The recently-confirmed Chairwoman of the Securities and Exchange Commission, Mary Jo White, recently confirmed that defendants in some cases would no longer be allowed to neither admit nor deny any wrongdoing. This has been the on-going saga in many instances, where large Financial Firms would settle cases, the shareholders would pay the fines and the guilty parties did not suffer at all–other than the “inconvenience”.
The linked article, from the NY Times, outlines this change of approach by the Government, http://www.nytimes.com/2013/06/22/business/secs-new-chief-promises-tougher-line-on-cases.html?ref=economy&pagewanted=print. I certainly applaud this about-face on the part of the SEC.
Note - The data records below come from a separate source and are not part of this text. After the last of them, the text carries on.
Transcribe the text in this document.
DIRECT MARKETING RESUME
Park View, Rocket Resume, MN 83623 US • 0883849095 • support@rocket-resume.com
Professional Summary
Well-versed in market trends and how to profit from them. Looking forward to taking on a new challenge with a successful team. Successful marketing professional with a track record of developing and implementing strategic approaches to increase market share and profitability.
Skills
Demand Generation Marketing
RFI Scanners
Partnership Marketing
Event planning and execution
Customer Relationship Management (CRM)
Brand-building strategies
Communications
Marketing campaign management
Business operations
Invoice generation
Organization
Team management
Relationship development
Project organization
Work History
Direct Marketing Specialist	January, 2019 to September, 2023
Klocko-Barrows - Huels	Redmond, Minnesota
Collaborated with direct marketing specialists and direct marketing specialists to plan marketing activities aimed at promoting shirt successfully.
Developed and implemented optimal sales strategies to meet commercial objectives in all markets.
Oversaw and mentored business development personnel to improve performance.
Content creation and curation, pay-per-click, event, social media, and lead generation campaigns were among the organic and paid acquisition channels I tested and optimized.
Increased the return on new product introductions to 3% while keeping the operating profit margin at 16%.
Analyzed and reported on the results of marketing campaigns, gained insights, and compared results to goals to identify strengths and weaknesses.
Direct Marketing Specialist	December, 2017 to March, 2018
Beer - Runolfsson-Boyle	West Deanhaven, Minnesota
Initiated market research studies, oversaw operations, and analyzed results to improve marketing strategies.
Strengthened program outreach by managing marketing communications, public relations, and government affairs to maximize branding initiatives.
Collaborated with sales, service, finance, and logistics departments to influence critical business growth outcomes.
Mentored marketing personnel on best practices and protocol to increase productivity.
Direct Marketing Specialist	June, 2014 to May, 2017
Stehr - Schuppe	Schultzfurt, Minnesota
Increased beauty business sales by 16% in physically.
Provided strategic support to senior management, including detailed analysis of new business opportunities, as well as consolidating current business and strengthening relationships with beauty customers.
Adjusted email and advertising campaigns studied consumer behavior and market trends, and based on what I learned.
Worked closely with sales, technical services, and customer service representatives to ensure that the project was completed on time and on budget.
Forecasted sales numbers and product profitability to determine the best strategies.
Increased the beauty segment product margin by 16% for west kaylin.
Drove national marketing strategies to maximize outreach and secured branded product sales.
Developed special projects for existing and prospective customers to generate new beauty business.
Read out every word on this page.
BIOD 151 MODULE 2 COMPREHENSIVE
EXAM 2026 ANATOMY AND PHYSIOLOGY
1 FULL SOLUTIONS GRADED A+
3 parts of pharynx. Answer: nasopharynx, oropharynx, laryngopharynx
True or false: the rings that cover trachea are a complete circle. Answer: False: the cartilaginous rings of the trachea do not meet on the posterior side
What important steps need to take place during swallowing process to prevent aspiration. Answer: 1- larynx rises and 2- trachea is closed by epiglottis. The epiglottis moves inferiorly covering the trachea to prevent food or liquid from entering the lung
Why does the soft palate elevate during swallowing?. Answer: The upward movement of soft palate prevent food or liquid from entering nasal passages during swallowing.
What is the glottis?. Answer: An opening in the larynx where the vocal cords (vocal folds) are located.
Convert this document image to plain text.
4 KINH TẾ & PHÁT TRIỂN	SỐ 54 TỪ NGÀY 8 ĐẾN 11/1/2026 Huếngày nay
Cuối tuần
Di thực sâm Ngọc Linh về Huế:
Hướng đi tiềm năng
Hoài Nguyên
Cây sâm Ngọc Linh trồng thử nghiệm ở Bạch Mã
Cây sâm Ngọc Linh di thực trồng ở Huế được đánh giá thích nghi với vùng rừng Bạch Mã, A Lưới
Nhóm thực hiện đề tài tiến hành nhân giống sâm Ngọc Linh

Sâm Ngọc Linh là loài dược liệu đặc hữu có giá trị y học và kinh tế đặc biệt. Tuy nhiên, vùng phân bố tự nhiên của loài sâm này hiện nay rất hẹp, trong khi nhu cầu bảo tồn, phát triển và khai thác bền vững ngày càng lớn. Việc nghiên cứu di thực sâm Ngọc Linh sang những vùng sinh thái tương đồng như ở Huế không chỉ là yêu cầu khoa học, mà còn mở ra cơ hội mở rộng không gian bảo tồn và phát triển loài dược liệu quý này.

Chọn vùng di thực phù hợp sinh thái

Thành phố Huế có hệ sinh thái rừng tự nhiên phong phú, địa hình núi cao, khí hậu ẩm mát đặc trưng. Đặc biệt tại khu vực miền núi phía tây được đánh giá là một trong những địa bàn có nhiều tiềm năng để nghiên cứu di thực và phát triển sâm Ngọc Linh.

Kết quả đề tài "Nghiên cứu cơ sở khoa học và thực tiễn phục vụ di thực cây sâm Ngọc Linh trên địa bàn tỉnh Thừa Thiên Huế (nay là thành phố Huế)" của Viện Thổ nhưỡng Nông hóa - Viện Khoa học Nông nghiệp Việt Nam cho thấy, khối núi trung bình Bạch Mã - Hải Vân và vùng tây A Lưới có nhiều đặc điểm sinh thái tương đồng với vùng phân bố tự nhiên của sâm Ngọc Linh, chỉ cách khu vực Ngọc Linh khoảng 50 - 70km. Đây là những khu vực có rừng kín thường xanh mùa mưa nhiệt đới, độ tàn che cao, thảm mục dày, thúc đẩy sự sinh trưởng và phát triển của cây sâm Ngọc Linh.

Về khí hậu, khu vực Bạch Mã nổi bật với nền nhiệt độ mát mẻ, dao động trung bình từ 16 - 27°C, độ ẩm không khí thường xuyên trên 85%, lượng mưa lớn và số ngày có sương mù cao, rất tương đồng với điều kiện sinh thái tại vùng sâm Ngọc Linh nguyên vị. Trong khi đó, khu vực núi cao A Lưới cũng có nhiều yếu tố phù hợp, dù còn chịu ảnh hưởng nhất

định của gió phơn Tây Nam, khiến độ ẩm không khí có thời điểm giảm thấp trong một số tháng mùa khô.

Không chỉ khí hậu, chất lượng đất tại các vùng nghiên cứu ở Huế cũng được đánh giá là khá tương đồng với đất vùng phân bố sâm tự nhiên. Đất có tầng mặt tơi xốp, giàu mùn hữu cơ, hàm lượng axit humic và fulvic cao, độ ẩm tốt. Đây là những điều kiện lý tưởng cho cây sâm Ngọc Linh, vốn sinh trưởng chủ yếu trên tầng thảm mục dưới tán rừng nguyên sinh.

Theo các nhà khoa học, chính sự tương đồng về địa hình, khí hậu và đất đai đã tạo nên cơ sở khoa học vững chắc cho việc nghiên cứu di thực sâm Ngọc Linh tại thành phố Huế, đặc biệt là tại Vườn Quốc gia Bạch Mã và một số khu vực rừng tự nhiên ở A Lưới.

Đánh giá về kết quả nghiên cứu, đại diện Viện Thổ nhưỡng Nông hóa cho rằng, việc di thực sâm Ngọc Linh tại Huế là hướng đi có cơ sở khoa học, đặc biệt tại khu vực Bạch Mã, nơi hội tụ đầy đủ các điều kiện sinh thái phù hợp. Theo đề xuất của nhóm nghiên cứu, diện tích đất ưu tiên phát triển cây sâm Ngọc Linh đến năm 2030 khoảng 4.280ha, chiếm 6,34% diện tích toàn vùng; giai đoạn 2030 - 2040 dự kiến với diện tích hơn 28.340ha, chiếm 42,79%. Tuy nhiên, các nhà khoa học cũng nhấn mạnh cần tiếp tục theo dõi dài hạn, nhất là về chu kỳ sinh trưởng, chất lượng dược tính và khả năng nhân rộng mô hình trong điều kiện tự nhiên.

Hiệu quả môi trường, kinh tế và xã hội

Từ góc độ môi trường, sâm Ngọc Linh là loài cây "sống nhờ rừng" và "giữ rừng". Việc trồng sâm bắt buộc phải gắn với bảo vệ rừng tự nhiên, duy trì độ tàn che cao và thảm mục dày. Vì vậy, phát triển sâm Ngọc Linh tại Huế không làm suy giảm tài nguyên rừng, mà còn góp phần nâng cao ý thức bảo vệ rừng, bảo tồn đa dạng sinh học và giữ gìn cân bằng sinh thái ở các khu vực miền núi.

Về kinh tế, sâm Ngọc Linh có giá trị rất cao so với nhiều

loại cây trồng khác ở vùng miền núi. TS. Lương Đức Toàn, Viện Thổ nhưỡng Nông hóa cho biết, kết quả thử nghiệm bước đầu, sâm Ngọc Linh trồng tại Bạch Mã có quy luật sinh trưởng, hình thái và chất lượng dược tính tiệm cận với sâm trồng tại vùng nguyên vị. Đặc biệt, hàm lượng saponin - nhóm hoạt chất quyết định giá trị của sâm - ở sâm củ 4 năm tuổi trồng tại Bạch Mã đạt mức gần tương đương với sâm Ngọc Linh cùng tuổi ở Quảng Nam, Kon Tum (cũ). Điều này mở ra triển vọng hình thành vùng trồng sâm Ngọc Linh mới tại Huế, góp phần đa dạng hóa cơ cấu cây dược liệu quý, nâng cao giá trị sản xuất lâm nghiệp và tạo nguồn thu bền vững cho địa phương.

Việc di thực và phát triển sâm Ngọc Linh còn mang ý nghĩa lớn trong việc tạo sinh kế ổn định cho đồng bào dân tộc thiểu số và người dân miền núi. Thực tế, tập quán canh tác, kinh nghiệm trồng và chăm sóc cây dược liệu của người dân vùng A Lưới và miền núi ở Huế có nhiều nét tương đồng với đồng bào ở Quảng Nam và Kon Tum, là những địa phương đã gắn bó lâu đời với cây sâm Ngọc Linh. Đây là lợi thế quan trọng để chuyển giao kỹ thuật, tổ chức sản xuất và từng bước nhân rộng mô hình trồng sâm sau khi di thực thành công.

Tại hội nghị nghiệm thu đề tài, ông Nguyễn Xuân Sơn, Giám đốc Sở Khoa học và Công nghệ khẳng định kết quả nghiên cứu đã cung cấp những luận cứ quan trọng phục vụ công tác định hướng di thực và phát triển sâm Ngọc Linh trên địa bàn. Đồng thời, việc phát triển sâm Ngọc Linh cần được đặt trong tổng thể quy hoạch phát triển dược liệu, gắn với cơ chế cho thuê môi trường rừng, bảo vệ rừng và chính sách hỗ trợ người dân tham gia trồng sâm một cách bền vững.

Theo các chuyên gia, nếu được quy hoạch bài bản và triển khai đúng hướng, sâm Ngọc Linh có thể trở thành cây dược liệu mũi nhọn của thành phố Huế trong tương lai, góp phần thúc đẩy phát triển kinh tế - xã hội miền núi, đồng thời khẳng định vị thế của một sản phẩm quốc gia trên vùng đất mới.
Senator Elizabeth Warren (D-MA), a former Professor at the Harvard Law School and the driving force behind the creation of the Consumer Financial Protection Bureau, was perhaps one of the most vocal critics of “no guilt, no wrongdoing” pleas. She seemed perplexed that literally every regulator, appearing at Senate Finance Committee Hearings, stated that they had not brought any banks to Trial.
If the perpetrators know that they will not suffer the consequences of their crimes or wrongdoing, where was the deterrent? The regulators claimed that it was more cost-efficient to merely have a settlement. But, when you consider the repetitive nature of the offenses–especially among the very largest banks–the corrupt or illegal practices merely continued.